Ratings firm AM Best has said the disputes over business interruption claims have highlighted the need for greater transparency within policies.
In a new commentary on the UK commercial lines sector the firm warns that the industry’s reputation has been damaged by the dispute over BI coverage and COVID claims adding it is clear there is a gap between the understanding of the client and the underwriter as to what the product was designed to do.
“Disputes around non-damage business interruption cover, which made 2020 a difficult year for UK commercial property insurers, should subside in 2021,” said AM Best. However, according to the commentary, “UK Commercial Property Insurers —Looking Beyond a Difficult 2020,” challenges remain for a sector that needs to rebuild its reputation among its small- to medium-sized enterprise (SME) clients.
AM Best added it is important that transparency is improved and that there is greater clarity as to what is covered in a BI policy so that insureds understand exactly what they are buying cover for.
“In response to January’s U.K. Supreme Court judgment, affected insurers are expected to increase their COVID-19-related BI loss estimates,” added the firm. “Most have presented their estimates net of reinsurance, indicating that they expect to make recoveries on their reinsurance programmes. Possible disputes with reinsurers loom and it will be some time before insurers realise the exact cost of the pandemic on their commercial property books.”
AM Best added: “Insurers have broadly welcomed the clarity that the Supreme Court’s decision brings. Disputes over BI cover are unfavourable for the reputation of affected insurers and the overall industry.
“More broadly, they have highlighted the potential for a gap between the insurer’s and the customer’s understanding of what is covered by the insurance contract when policy wording isn’t sufficiently clear.”
The commentary warns going forward, it is important that transparency is improved and that the industry ensures that there is greater clarity as to what is covered in a BI policy so that insureds understand exactly what they are buying cover for. In the short term, it is important that valid claims are paid as quickly as possible and a number of insurers affected by the FCA test case have already begun processing claims settlements.
According to the Association of British Insurers, the UK insurance industry expects to pay out more than £1.8 billion in COVID-19-related claims across a range of products, including BI policies. Despite the negative press coverage for disputed COVID-19-related BI claims, AM Best said it does not expect a significant impact on demand for BI extensions, as their primary purpose of indemnifying lost earnings arising from physical damage remains unchanged as a result of disputes over a small number of policies.
The commentary also warned that reinsurers will have a major part to play as many of the claims find their way into reinsurance programmes.

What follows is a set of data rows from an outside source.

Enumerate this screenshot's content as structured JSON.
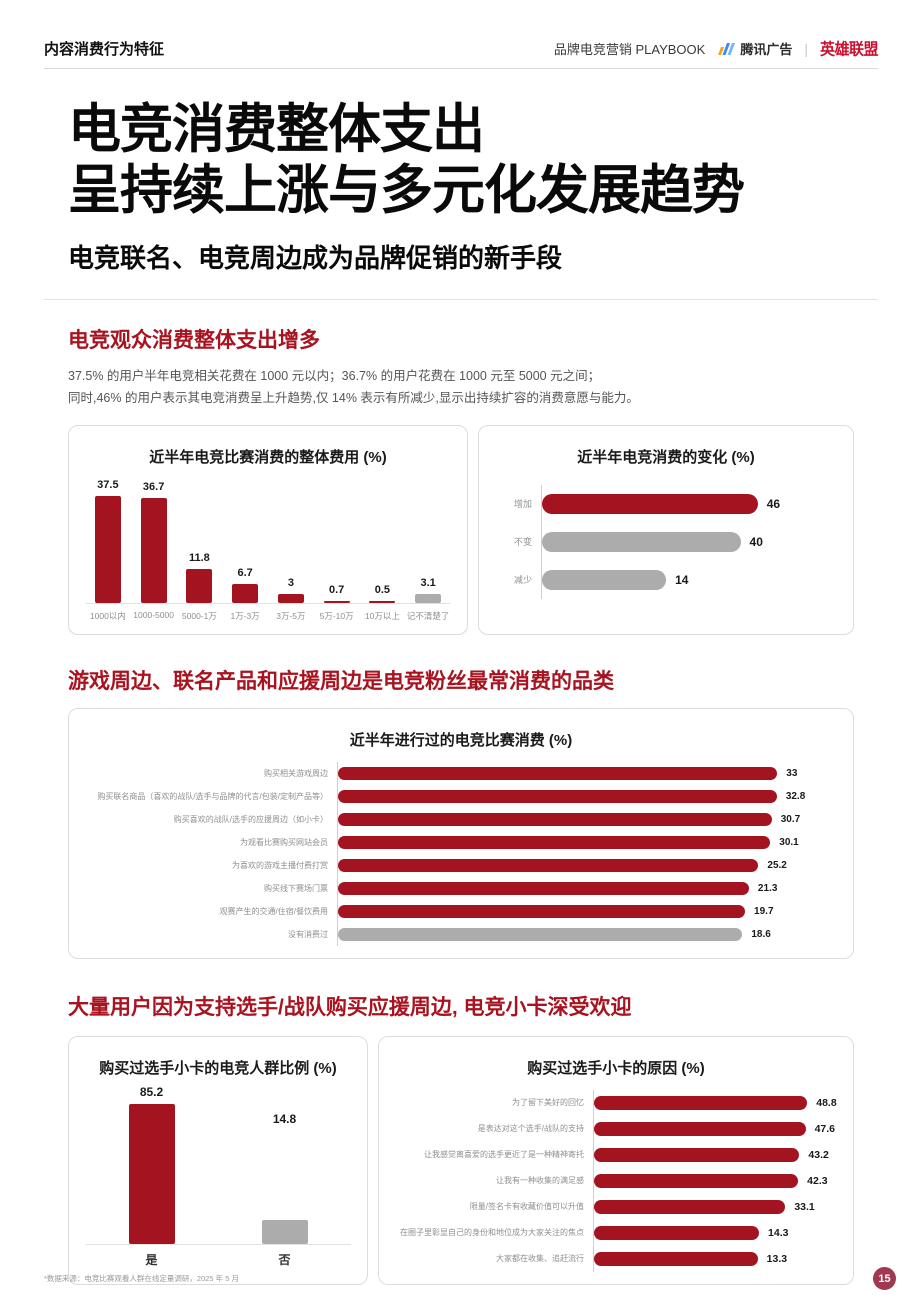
{
  "header": {
    "left": "内容消费行为特征",
    "playbook": "品牌电竞营销 PLAYBOOK",
    "tencent": "腾讯广告",
    "lol": "英雄联盟"
  },
  "hero": {
    "line1": "电竞消费整体支出",
    "line2": "呈持续上涨与多元化发展趋势",
    "subtitle": "电竞联名、电竞周边成为品牌促销的新手段"
  },
  "sections": {
    "s1": {
      "heading": "电竞观众消费整体支出增多",
      "para1": "37.5% 的用户半年电竞相关花费在 1000 元以内；36.7% 的用户花费在 1000 元至 5000 元之间；",
      "para2": "同时,46% 的用户表示其电竞消费呈上升趋势,仅 14% 表示有所减少,显示出持续扩容的消费意愿与能力。"
    },
    "s2": {
      "heading": "游戏周边、联名产品和应援周边是电竞粉丝最常消费的品类"
    },
    "s3": {
      "heading": "大量用户因为支持选手/战队购买应援周边, 电竞小卡深受欢迎"
    }
  },
  "chart_data": [
    {
      "type": "bar",
      "title": "近半年电竞比赛消费的整体费用 (%)",
      "categories": [
        "1000以内",
        "1000-5000",
        "5000-1万",
        "1万-3万",
        "3万-5万",
        "5万-10万",
        "10万以上",
        "记不清楚了"
      ],
      "values": [
        37.5,
        36.7,
        11.8,
        6.7,
        3,
        0.7,
        0.5,
        3.1
      ],
      "bar_colors": [
        "red",
        "red",
        "red",
        "red",
        "red",
        "red",
        "red",
        "gray"
      ],
      "ylim": [
        0,
        40
      ]
    },
    {
      "type": "bar-horizontal",
      "title": "近半年电竞消费的变化 (%)",
      "categories": [
        "增加",
        "不变",
        "减少"
      ],
      "values": [
        46,
        40,
        14
      ],
      "bar_colors": [
        "red",
        "gray",
        "gray"
      ]
    },
    {
      "type": "bar-horizontal",
      "title": "近半年进行过的电竞比赛消费 (%)",
      "categories": [
        "购买相关游戏周边",
        "购买联名商品（喜欢的战队/选手与品牌的代言/包装/定制产品等）",
        "购买喜欢的战队/选手的应援周边（如小卡）",
        "为观看比赛购买网站会员",
        "为喜欢的游戏主播付费打赏",
        "购买线下赛场门票",
        "观赛产生的交通/住宿/餐饮费用",
        "没有消费过"
      ],
      "values": [
        33,
        32.8,
        30.7,
        30.1,
        25.2,
        21.3,
        19.7,
        18.6
      ],
      "bar_colors": [
        "red",
        "red",
        "red",
        "red",
        "red",
        "red",
        "red",
        "gray"
      ]
    },
    {
      "type": "bar",
      "title": "购买过选手小卡的电竞人群比例 (%)",
      "categories": [
        "是",
        "否"
      ],
      "values": [
        85.2,
        14.8
      ],
      "bar_colors": [
        "red",
        "gray"
      ],
      "ylim": [
        0,
        100
      ]
    },
    {
      "type": "bar-horizontal",
      "title": "购买过选手小卡的原因 (%)",
      "categories": [
        "为了留下美好的回忆",
        "是表达对这个选手/战队的支持",
        "让我感觉离喜爱的选手更近了是一种精神寄托",
        "让我有一种收集的满足感",
        "限量/签名卡有收藏价值可以升值",
        "在圈子里彰显自己的身份和地位成为大家关注的焦点",
        "大家都在收集、追赶流行"
      ],
      "values": [
        48.8,
        47.6,
        43.2,
        42.3,
        33.1,
        14.3,
        13.3
      ],
      "bar_colors": [
        "red",
        "red",
        "red",
        "red",
        "red",
        "red",
        "red"
      ]
    }
  ],
  "colors": {
    "bar_red": "#a41420",
    "bar_gray": "#acacac",
    "heading_red": "#a8131f",
    "lol_red": "#ce0e2d"
  },
  "footer": {
    "note": "*数据来源：电竞比赛观看人群在线定量调研，2025 年 5 月",
    "page": "15"
  }
}
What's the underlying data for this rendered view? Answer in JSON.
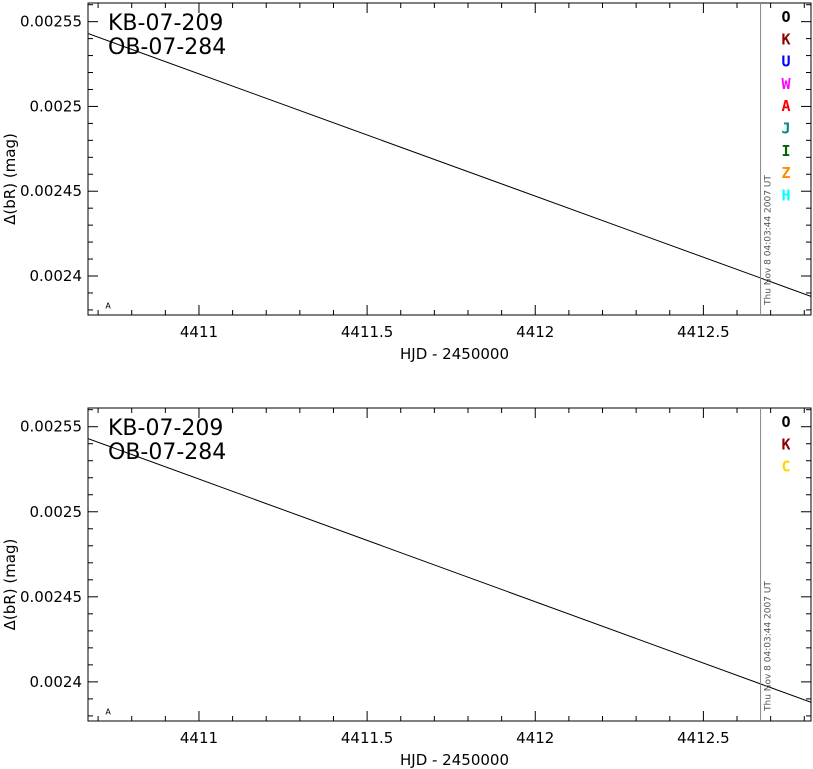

“The level of recoveries will depend on the structure of reinsurance programmes, and interpretations of reinsurance contract wordings, ‒such as the aggregation of COVID-19-related claims within and across different lines of business and geographies, ‒and the definition of the event or occurrence that triggers the reinsurance cover,” it explained. “As losses mount, reinsurers are likely to bear a higher proportion of claims due to companies exceeding their retentions. However, dispute risk between insurers and reinsurers is lower where quota share cover is written back to-back, with the reinsurer committed to following the fortunes of its cedent.”